Will Chamberlain, senior counsel at the reactionary Article III Project, focused his testimony on Boardman. Last year, Boardman sentenced the person who pleaded guilty to attempting to assassinate Justice Brett Kavanaugh to 8 years in prison, even though sentencing guidelines suggested a term of 30 years to life. Chamberlain argued this was no mere short sentence by a soft-hearted judge, but rather misconduct that subverts judicial independence by ratifying the would-be assassin’s conduct “as a garden-variety federal crime… sufficient to justify her impeachment.” 

Sen. Richard Durbin (D-Ill.) noted that Chamberlain’s boss, Article III Project founder Mike Davis, has repeatedly lashed out at judges and other officials in profane social media posts

Amid all the promises of violence, Wednesday’s hearing was particularly ill-timed, Vladeck argued. 

“Given those stakes, it seems to me that this Subcommittee should be far more troubled by those attacks — and the threats they already have provoked and are likely to provoke going forward — than by rulings from a pair of judges with which some of the members may disagree,” he said. “At the moment, it seems especially irresponsible for this Subcommittee to be devoting its precious time and resources to a hearing that is likely to only exacerbate the executive branch’s disturbing efforts to undermine public faith in the lower federal courts — rather than to push back against them.”

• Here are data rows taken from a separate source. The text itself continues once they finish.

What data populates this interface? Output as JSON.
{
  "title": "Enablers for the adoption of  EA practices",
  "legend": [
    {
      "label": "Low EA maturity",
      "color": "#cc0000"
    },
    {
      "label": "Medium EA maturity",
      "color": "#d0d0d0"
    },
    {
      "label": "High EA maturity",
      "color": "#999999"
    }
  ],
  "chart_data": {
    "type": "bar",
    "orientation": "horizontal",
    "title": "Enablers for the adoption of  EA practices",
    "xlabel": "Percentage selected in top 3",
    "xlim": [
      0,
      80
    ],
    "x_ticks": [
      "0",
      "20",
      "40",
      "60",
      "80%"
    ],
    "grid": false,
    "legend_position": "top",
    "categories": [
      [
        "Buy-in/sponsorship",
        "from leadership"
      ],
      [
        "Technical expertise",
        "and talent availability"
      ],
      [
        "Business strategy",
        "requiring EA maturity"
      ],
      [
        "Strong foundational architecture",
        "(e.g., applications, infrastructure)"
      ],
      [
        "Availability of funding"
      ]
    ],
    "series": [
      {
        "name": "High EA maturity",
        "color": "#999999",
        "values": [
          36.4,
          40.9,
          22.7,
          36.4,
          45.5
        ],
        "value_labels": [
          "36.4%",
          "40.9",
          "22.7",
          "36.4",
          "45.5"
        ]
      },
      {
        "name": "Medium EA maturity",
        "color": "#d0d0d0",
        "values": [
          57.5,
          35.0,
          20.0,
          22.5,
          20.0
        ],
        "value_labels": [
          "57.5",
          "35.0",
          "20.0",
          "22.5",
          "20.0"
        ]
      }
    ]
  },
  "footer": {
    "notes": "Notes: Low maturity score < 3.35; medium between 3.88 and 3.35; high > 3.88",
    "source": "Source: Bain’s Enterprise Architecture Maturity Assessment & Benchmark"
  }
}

Large segments of the legal firmament disapprove of efforts to impeach judges. During the hearing, Whitehouse read into the record letters from the American Bar Association and retired federal judges stating their opposition. 

In his annual end-of-year report, Chief Justice John Roberts implied conservatives’ calls for impeachment were improper, noting that Chase, a signer of both the Declaration of Independence and the Constitution, prevailed in his Senate trial even though his political opponents held a supermajority, “because many Senators concluded that disapproval of a judge’s decisions provided an invalid basis for removal from office.”

Roberts made similar points in a public statement in March, as Trump attacked Boasberg after adverse rulings then. Roberts also rebuked Trump during the president’s first term in response to his repeated attacks on the judiciary. “We do not have Obama judges or Trump judges, Bush judges or Clinton judges,” Roberts wrote. “[An] independent judiciary is something we should all be thankful for.” 

Roberts’ prior year end report similarly focused on judicial independence at the stark increase in violent threats made against judges.